You’ve spent the cash, dealt with the firmware updates, fiddled with your home network, and now, you finally have it: a smart-home thermostat. You can control it with your phone; you can teach it your daily routine; you can set it to heat and cool your home before you arrive; you can even download a pic of a mountain vista as the wallpaper — your thermostat doesn’t have to be just an ugly box on the wall anymore. It’s just, well, smarter than your average thermostat.
Then a message pops up.
Mr. Robot’s season-opening smart-home hack just got one step closer to reality. At Defcon, an annual conference where hackers show off the various exploits that could allow someone to access pretty much every internet-connected device you have, two security researchers, Andrew Tierney and Ken Munro, released information about a security hole that would allow outside users to install ransomware on a thermostat.
As reported by Motherboard’s Lorenzo Franceschi-Bicchierai, the hack works like this: This thermostat in particular allows users to download and install custom wallpapers through an SD card. But because the thermostat doesn’t do a thorough scan of what kind of files and executables are on the card, someone could download a nice, malware-infected picture (in this case, a moonscape), install it via SD card, and hand over full control to the hacker.
The hacker could then control the temperature in your house until you fork over on Bitcoin. It’s easy to imagine homeowners in the middle of summer or winter just forking over the Bitcoin rather than suffer. (Though with the current price of Bitcoin constantly shifting, enterprising hackers would probably want to use another form of cryptocurrency — Dogecoin is trading nicely.) Tierney and Munro declined to say which thermostat they found the vulnerability in, as they just discovered the exploit and the manufacturer hasn’t had a chance patch up the security hole.

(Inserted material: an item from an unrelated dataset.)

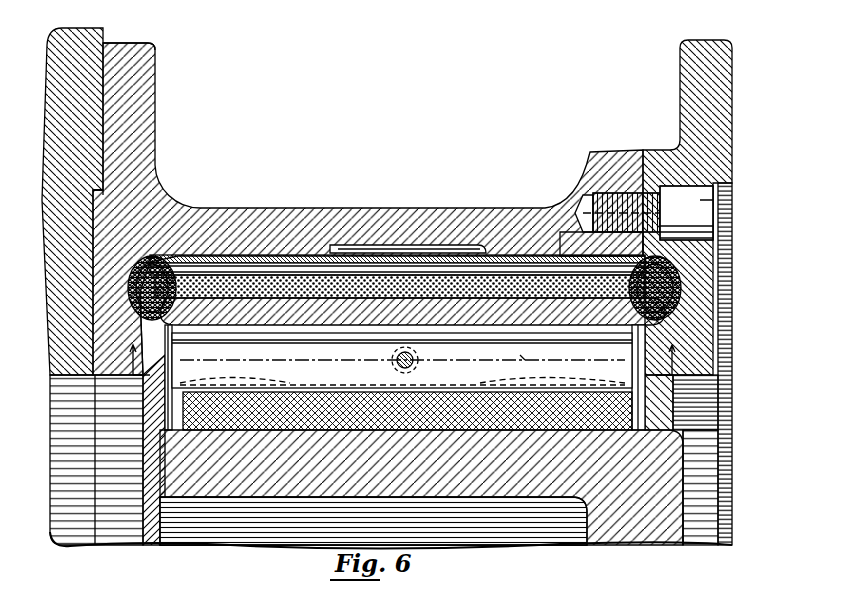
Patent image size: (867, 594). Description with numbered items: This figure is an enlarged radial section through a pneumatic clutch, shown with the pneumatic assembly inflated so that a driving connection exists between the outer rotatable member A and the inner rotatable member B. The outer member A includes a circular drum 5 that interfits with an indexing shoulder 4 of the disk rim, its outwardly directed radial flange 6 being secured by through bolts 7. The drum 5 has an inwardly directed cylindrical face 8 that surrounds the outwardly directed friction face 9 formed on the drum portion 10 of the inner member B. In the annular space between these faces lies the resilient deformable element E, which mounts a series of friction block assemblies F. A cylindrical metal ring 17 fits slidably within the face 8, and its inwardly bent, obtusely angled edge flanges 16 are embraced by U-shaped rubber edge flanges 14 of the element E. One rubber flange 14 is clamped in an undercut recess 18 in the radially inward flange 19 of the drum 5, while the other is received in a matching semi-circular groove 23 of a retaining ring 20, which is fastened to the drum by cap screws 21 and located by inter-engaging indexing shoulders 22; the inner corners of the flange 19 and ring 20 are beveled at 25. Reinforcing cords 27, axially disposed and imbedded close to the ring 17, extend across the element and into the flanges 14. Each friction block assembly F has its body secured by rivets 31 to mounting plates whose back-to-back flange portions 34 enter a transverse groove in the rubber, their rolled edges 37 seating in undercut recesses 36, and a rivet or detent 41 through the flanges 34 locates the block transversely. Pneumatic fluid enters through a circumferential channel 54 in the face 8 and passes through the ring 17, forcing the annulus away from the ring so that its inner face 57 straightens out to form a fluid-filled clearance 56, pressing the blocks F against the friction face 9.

While the sequence of events needed to actually gain access would be tough to replicate — you’d need a user to download the picture to an SD card and then install it themselves on their home thermostat — the fact is that a shocking number of smart home or “Internet of Things” devices are extremely hackable.
A wireless home-security system SimpliSafe was shown to be ludicrously easy to hack in February, with the company unable to even patch the hole because the microprocessors in the device were all “one-time programmable,” meaning whatever code was there was baked in and unchangeable. Samsung’s SmartThings home system, one of the better-selling smart-home platforms out there, was shown to have a vulnerability that allowed someone to remotely detect a homeowner setting a PIN code for their home’s locks, even texting the PIN code to the hacker shortly after. And researchers found that nine of the most popular wireless baby monitors were easily hacked — indeed, news stories about people hacking baby monitors are so common that BuzzFeed even made a listicle of the creepiest examples.

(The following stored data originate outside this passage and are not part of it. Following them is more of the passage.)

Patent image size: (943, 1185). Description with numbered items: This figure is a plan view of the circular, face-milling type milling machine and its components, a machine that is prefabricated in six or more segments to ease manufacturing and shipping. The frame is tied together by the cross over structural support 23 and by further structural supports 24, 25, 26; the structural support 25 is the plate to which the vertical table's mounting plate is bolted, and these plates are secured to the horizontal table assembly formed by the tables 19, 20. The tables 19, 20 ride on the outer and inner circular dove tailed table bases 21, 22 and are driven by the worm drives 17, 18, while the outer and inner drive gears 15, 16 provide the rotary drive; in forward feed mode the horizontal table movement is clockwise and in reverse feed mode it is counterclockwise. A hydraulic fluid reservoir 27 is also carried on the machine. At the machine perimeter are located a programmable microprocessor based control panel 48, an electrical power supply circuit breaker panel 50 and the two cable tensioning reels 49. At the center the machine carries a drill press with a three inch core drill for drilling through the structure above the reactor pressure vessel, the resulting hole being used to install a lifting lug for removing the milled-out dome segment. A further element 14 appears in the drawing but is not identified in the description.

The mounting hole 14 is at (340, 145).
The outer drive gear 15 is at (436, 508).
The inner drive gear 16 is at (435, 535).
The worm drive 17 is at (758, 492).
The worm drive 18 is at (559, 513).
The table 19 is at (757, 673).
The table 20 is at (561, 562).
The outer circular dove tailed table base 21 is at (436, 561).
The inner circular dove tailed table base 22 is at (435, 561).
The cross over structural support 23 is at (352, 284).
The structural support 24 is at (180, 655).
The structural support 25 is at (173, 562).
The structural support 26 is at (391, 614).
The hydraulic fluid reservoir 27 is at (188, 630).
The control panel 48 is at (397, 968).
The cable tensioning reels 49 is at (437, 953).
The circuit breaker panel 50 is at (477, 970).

Smart homes show tremendous promise, both for convenience and the ability to save energy by not heating or cooling empty spaces. But as companies scramble to get their products to market in an industry estimated to grow to $100 billion by 2020, they’re leaving consumers vulnerable. It doesn’t even have to be hackers that can wreck a smart home. During a well-publicized Nest system outage in January of this year, which left millions without the ability to control the temperatures in their homes, one man found himself on hold with the Google-owned company for hours. During that time, he walked to the local hardware store and bought a simple mechanical thermostat. Total cost: $25.